In this blog, we at Analyttica Datalab want to provide you with some exposure around the different types of people you would work with at different stages of a typical project in data science. This diversified interaction requires customized communication across different people. We have compiled the finer nuances of communication across various types and seniority of people, from the vast and diversified experience in analytics consulting and delivery,
The type and channel of communication would vary for different audience and so would the content. Here we will take you through a typical data science project lifecycle using the widely-renowned Seven C’s of effective communication – Completeness, Conciseness, Consideration, Clarity, Concreteness, Courtesy and Correctness. Depending on the type of people you are interacting with, both the order and the magnitude of each of these principles would change for most impact. Let’s understand this through the different stages of the project lifecycle of a typical data analytics project.
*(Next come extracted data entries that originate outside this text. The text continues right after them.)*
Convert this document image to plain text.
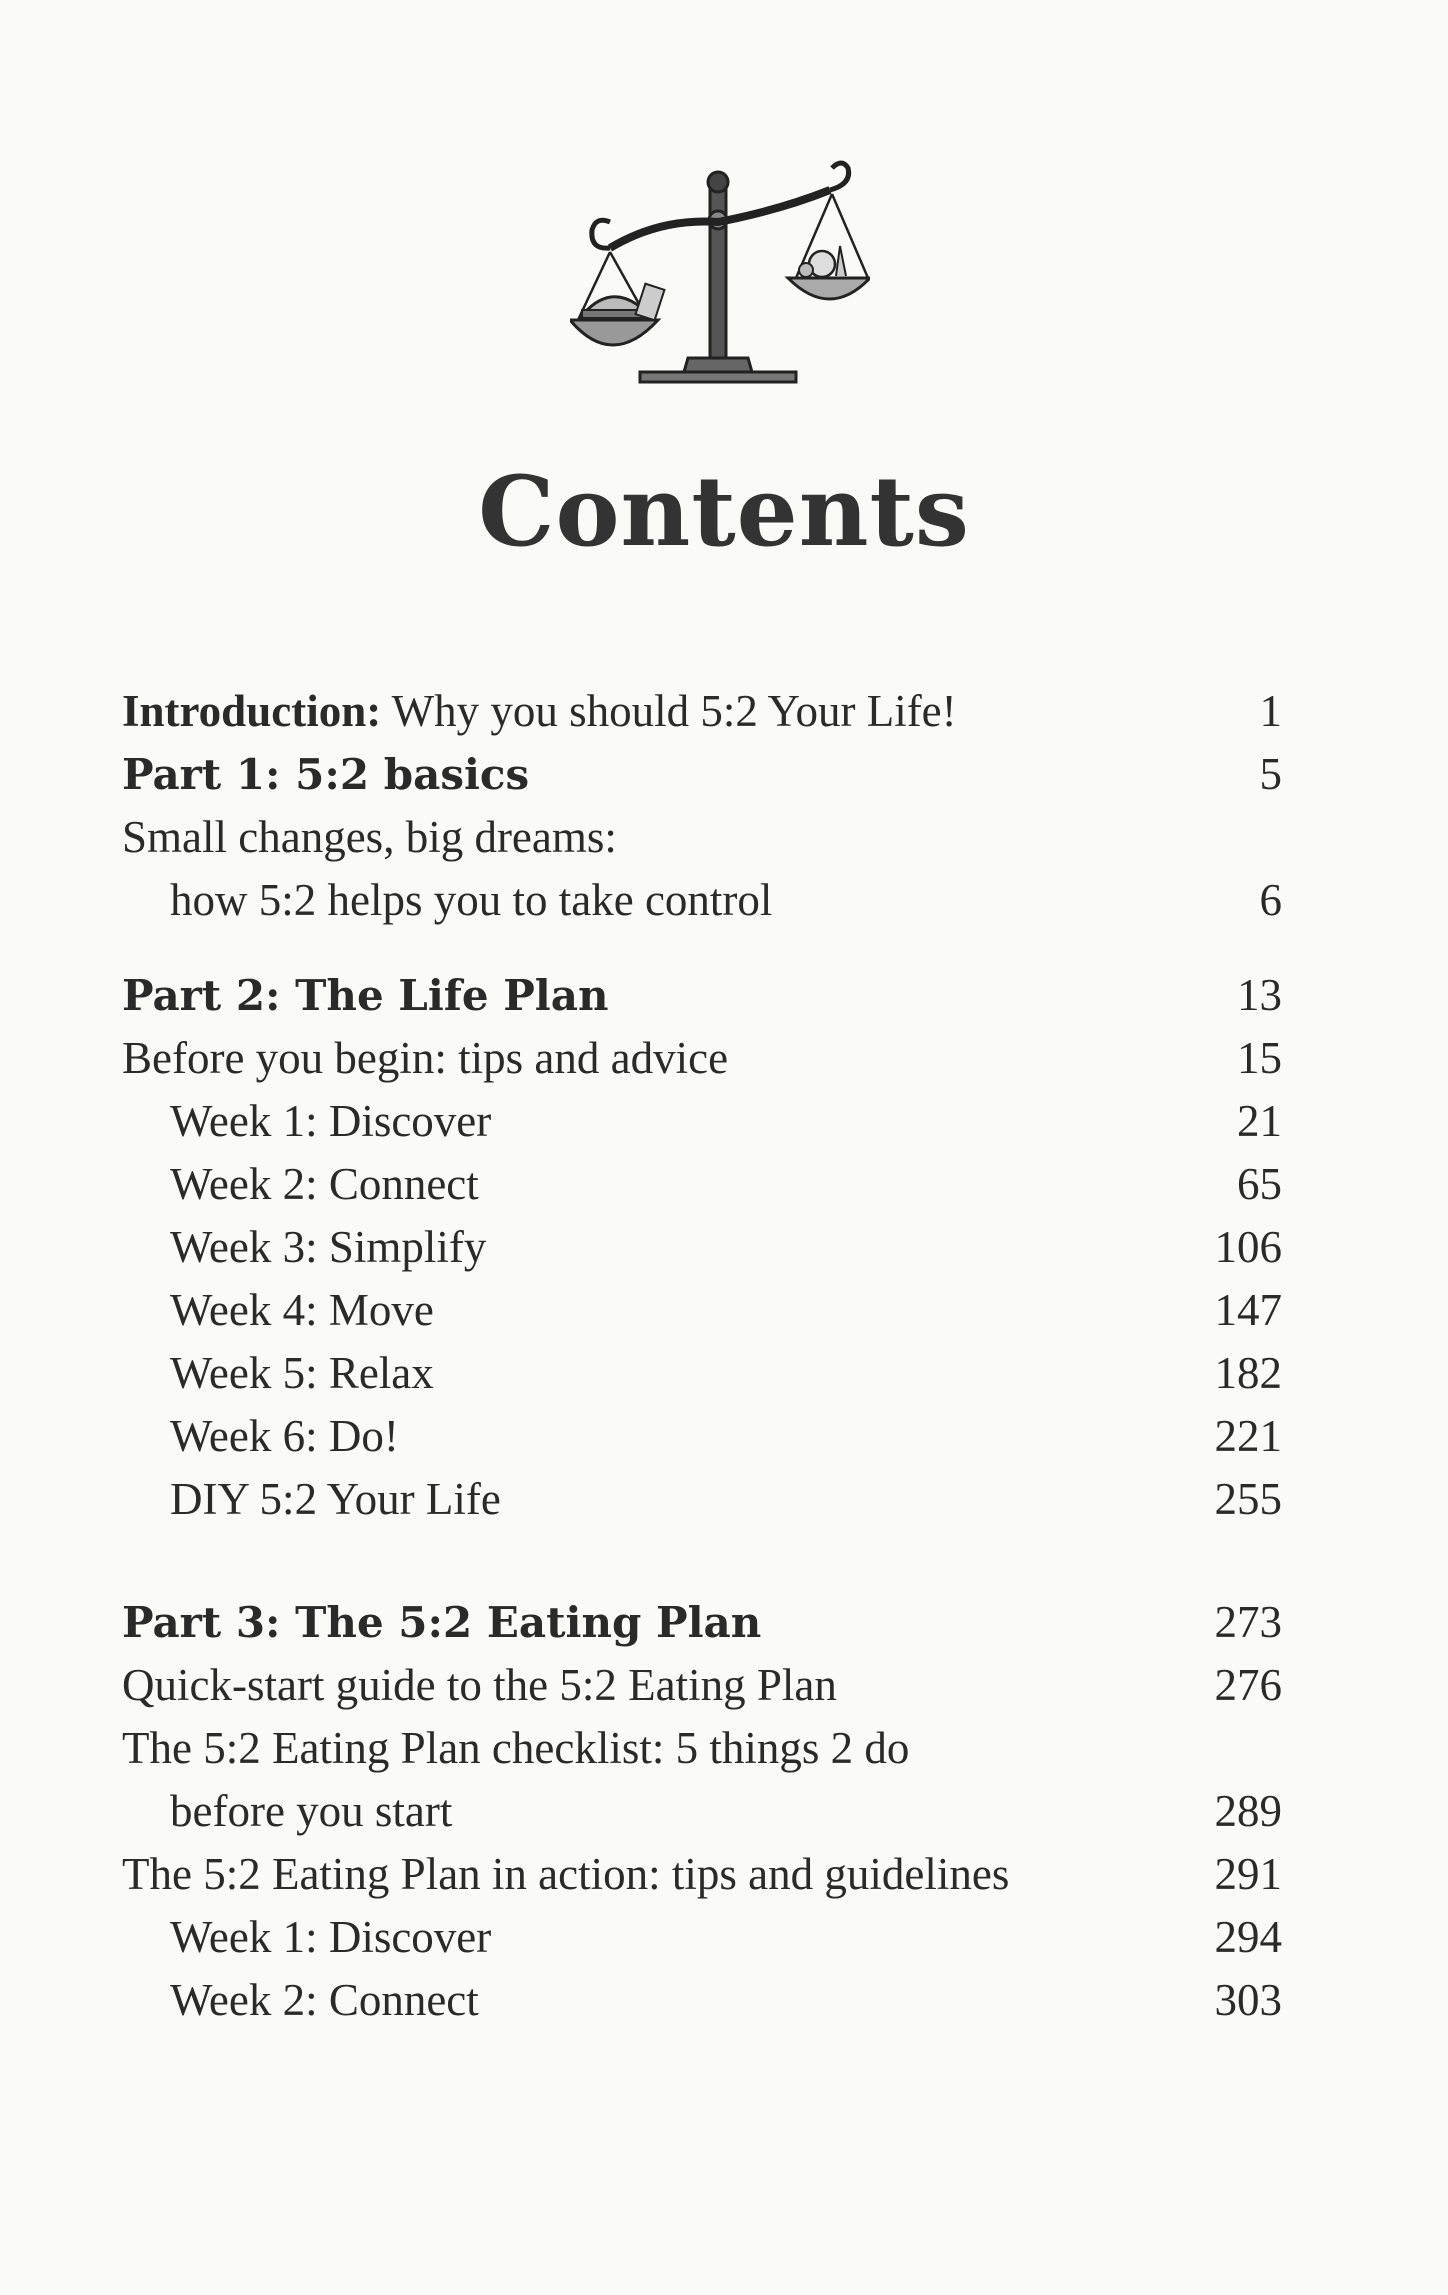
Contents
Introduction: Why you should 5:2 Your Life!	1
Part 1: 5:2 basics	5
Small changes, big dreams:
how 5:2 helps you to take control	6
Part 2: The Life Plan	13
Before you begin: tips and advice	15
Week 1: Discover	21
Week 2: Connect	65
Week 3: Simplify	106
Week 4: Move	147
Week 5: Relax	182
Week 6: Do!	221
DIY 5:2 Your Life	255
Part 3: The 5:2 Eating Plan	273
Quick-start guide to the 5:2 Eating Plan	276
The 5:2 Eating Plan checklist: 5 things 2 do
before you start	289
The 5:2 Eating Plan in action: tips and guidelines	291
Week 1: Discover	294
Week 2: Connect	303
Stage 1: Business Understanding
This stage sets the basic context for the understanding of the business in general and the specific problem that you are trying to solve for. At this stage, you will be initiated into the project by the manager of the project at the client/business side. This person could be a product/marketing/analytics/business manager depending on the kind of organization structure the business has. This stage is foundational to the project and often to the relationship or contract as well, hence the communication should be capable of setting the right expectation with both sides. Clarity and concreteness would assume a big role within the communication principles here. Also, given that this stage is often the stepping stone for a new relationship, the degree of formality through courtesy and the ability to think from their point of view are also critical elements of the communication at this stage.
Stage 2: Data Understanding
This is the stage where a Data scientist gets into the actual business – data. At this stage, the interactions are mostly with highly technical individuals or teams such as Data warehousing teams, business intelligence teams or other data scientists. With these people, clarity, completeness, concreteness and correctness of the communication assumes primary role because the understanding of data of the client/business is the basic premise for any good analytical solution.
Stage 3: Data Preparation
This stage is similar to the previous stage in its communication ethos except this stage is an assimilative stage wherein, a lot of the learnings from the previous stage is processed and synthesized. This is also a stage where a significant share of communication will be with direct internal team members, hence the ability to leverage existing work relationships into communication will play a key role here.
Stage 4: Modeling
This stage, though called Modeling as per the CRISP-DM framework, actually refers to the creation of analytical solutions which would ultimately solve the business problem. This stage is where the data scientist often works with their own team to help create the solution. However, given that most of the work that goes into creation of this solution is highly technical, the communication needs to be articulated with clarity and conciseness. The ability to translate an analytical solution into a business solution is often the key differentiator between a good and great data scientist. This is also the stage where the recommendation of the data scientist is often the final word, as long as the client/business can interpret them. An analyst who has confidence in their recommendation as well as their analytical prowess usually does a better job in this stage.
Stage 5: Evaluation
This is the stage where the analytical solution – converted business solution is shared with the key stakeholder at the client/business side. This is where the data scientist shares their work with the work requestor and at times with senior team member in the client organization. This is where the art of storytelling in analytics plays out. The communication principles which are to be used in this stage should ultimately make your audience feel proud about the decision to engage you to work on their business problem. Hence, at this stage all the seven C’s of communication play a pivotal role. In addition, the way you lay out the content of the discussion, usually in a PowerPoint presentation becomes critical for this stage. There are many articles on the web providing various recommendations for presentation creation but one thumb rule which always helps is to try to think from a pyramidal perspective – the most senior person in the audience to the most junior person. What each of them would want to know for them to make a decision of evaluating your work for implementation, should be at the heart of your presentation content.
Stage 6: Deployment
This is the stage where it comes to life, and hence the most rewarding stage for a data scientist. At this stage, the analytical solution created by you would be implemented in the client/business systems and/or processes. Some examples of these are marketing campaigns, risk scorecard in marketing and collections systems, fraud detection rules in contact systems, proactive attrition flags in contact channels, recommendations in e-commerce pages, targeted advertisements on social media pages etc. At this stage, the data scientist would be interacting with various IT and execution teams to get their analytical solutions into the execution platforms of the client/business. Clarity, completeness, concreteness and correctness of the communication would become significant here to ensure that what gets implemented is what was recommended. What also follows the Deployment stage is the “Measurement” stage which is about measuring the impact of the solution from real-time implementation. This stage involves all the above project life stages and corresponding communication principles by turning the output into a story pre-and post implementation with concrete metrics, that can be understood in simple language. Ultimately this stage feeds into the Stage 1 as a continuous learning and feedback loop for future improvement.
Ultimately, communication is all about understanding and being understood. Hence at all times, the balance between listening and speaking needs to be maintained. As Einstein once said, “If you can’t explain it simply, you don’t understand it well enough.”